This recipe was meant to be shared before Christmas last year. As some of you already know that I am travelling and despite having everything ready to go, issues with Internet connectivity delayed it by a whole year:-) I thought I was well organised for my holidays this time but some things are just meant to be. Maybe it was meant to for a 2017 post. Happy New Year to all my dear readers! I hope each and every one of you have great experiences this year and are able to embrace what life throws at you without fear or regret. It is hard but this is something I am trying to learn at a personal level. I’m trying not to dwell on things…what should be..why they shouldn’t and so on. Life only moves in one direction…forward. Unless you let go of the old, there won’t be room for the new. This may be a good start. Also this year I wanted to make a few tea cakes. While frosted, layer cakes allow room for creativity and visual appeal, some of us would rather go with a simple one layered, uncomplicated treat for many occasions that one can mix and bake in minutes. This Orange Almond Cake is one such cake.
I swapped the milk in this cake with a delicious orange juice for for an extra orange kick.
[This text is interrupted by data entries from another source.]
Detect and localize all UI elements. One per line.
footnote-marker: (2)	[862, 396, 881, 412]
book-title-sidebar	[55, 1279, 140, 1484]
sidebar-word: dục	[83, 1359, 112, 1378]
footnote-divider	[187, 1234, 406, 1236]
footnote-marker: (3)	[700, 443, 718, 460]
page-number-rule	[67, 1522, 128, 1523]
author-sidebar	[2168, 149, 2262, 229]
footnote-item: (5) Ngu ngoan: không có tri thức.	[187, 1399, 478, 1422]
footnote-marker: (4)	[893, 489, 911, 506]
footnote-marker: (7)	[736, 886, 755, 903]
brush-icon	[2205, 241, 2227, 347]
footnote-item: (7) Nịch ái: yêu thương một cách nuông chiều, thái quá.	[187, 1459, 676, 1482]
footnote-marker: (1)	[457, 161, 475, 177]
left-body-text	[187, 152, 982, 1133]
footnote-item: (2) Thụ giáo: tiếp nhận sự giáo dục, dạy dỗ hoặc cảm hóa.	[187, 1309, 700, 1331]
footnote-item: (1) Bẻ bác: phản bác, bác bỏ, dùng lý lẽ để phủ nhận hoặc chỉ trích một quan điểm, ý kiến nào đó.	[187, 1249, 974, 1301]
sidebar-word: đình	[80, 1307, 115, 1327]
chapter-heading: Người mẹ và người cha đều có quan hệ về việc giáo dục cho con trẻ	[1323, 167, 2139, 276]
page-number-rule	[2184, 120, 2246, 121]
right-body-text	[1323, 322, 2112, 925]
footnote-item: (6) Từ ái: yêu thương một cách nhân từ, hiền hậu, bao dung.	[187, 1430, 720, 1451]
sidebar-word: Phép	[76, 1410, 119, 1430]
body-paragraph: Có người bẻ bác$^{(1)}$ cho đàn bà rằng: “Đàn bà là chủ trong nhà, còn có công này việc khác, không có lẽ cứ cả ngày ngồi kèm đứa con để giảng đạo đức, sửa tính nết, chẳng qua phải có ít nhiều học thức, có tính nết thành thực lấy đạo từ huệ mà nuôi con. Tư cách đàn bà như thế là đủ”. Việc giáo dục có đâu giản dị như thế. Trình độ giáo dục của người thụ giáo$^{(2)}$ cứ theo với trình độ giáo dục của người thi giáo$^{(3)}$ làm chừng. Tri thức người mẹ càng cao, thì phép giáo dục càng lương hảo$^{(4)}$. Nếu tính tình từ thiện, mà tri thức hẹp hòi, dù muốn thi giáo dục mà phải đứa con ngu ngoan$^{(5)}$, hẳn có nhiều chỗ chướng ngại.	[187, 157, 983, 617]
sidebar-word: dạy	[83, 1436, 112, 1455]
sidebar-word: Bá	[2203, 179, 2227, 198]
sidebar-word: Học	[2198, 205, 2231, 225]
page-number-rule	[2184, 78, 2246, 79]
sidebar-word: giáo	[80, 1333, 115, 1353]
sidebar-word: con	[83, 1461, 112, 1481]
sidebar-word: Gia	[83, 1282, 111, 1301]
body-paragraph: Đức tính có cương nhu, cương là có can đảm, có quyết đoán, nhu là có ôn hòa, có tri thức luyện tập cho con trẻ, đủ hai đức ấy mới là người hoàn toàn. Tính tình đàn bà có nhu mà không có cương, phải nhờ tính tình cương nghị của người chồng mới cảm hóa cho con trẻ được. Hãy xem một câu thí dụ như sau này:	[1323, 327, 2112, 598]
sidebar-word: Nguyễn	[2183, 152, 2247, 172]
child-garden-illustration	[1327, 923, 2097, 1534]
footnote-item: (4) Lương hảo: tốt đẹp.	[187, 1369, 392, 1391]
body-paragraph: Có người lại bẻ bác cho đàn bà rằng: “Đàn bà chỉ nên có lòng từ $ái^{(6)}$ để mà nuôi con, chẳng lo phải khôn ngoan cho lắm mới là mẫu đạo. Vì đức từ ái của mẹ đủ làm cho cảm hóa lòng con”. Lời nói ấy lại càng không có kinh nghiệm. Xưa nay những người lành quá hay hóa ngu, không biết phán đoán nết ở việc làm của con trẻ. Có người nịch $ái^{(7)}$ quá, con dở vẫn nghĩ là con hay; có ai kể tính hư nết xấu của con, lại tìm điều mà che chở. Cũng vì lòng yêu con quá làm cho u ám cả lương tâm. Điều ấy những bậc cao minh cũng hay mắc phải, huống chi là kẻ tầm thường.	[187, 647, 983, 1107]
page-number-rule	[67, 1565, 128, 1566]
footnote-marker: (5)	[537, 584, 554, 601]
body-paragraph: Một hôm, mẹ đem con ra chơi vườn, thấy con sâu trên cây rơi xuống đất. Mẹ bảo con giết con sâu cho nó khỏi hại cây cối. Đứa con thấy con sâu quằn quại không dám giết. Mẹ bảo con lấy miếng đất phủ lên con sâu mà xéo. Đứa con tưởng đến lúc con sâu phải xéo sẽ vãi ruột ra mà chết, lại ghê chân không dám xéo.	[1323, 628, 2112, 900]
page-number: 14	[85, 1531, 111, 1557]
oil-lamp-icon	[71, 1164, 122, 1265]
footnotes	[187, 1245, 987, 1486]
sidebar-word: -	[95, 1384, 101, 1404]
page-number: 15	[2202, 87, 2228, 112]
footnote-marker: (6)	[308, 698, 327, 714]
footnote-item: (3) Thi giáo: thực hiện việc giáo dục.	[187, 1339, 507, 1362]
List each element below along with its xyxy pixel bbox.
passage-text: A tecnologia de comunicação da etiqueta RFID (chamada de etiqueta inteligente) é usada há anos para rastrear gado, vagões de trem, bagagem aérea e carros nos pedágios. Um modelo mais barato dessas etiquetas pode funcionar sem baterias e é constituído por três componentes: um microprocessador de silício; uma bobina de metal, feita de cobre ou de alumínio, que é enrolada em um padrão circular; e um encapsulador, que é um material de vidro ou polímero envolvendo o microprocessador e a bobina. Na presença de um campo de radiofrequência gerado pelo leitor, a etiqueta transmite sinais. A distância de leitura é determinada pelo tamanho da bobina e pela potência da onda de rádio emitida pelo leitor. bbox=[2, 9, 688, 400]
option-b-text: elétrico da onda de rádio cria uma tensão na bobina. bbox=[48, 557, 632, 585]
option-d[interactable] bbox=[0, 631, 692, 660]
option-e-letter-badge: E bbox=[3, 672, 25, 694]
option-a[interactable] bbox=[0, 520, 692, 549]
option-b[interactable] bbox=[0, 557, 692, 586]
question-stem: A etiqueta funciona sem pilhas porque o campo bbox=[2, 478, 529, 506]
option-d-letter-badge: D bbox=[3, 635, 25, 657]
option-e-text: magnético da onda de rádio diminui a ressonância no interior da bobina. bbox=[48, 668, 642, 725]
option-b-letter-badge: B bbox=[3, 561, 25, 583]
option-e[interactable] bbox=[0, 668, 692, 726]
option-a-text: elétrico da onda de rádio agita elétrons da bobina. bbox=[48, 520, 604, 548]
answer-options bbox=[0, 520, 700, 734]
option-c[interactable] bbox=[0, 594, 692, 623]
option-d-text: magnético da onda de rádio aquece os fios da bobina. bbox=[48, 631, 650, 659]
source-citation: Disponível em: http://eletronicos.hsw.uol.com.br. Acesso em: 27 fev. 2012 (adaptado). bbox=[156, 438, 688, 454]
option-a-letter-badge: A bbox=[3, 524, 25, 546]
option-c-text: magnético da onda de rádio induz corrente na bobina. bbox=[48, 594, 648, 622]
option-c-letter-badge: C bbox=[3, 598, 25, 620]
The warm orange syrup makes the cake moist and really delicious.
Orange Almond Cake
Makes a round 6 inch cake
1 cup unsweetened orange juice
1 tsp grated orange zest
1/3 cup castor sugar
1 stick cinnamon
Preheat oven to 180°C. Lightly grease and line the base of a 6 inch round cake pan with baking paper.
Use an electric beater to beat together the butter and sugar in a large bowl until pale and creamy. Add the eggs, 1 at a time, beating well after each addition until combined. Use a large metal spoon to gently fold in half the flour, almond meal, orange zest, cinnamon and juice until combined. Repeat with the remaining flour mixture (do not over mix or the cake will be tough). Spoon the cake batter into the prepared pan and smooth the surface. Bake in preheated oven for 30 minutes or until a skewer inserted into the centre comes out clean. Remove from oven and set aside in the pan for 2 minutes. Turn onto a wire rack over a baking tray.
Meanwhile, to make the orange syrup, combine orange juice, zest, sugar and cinnamon in a saucepan over low heat and cook, stirring, for 3 minutes or until sugar dissolves. Increase heat to medium-high and bring to the boil. Boil, occasionally brushing down the side of the pan with a pastry brush dipped in water, for 5 minutes or until mixture is syrupy. Remove cinnamon and discard.
Spoon the hot syrup and orange rind over the warm cake. Set aside for 30 minutes to cool. Decorate with flaked almonds and orange segments.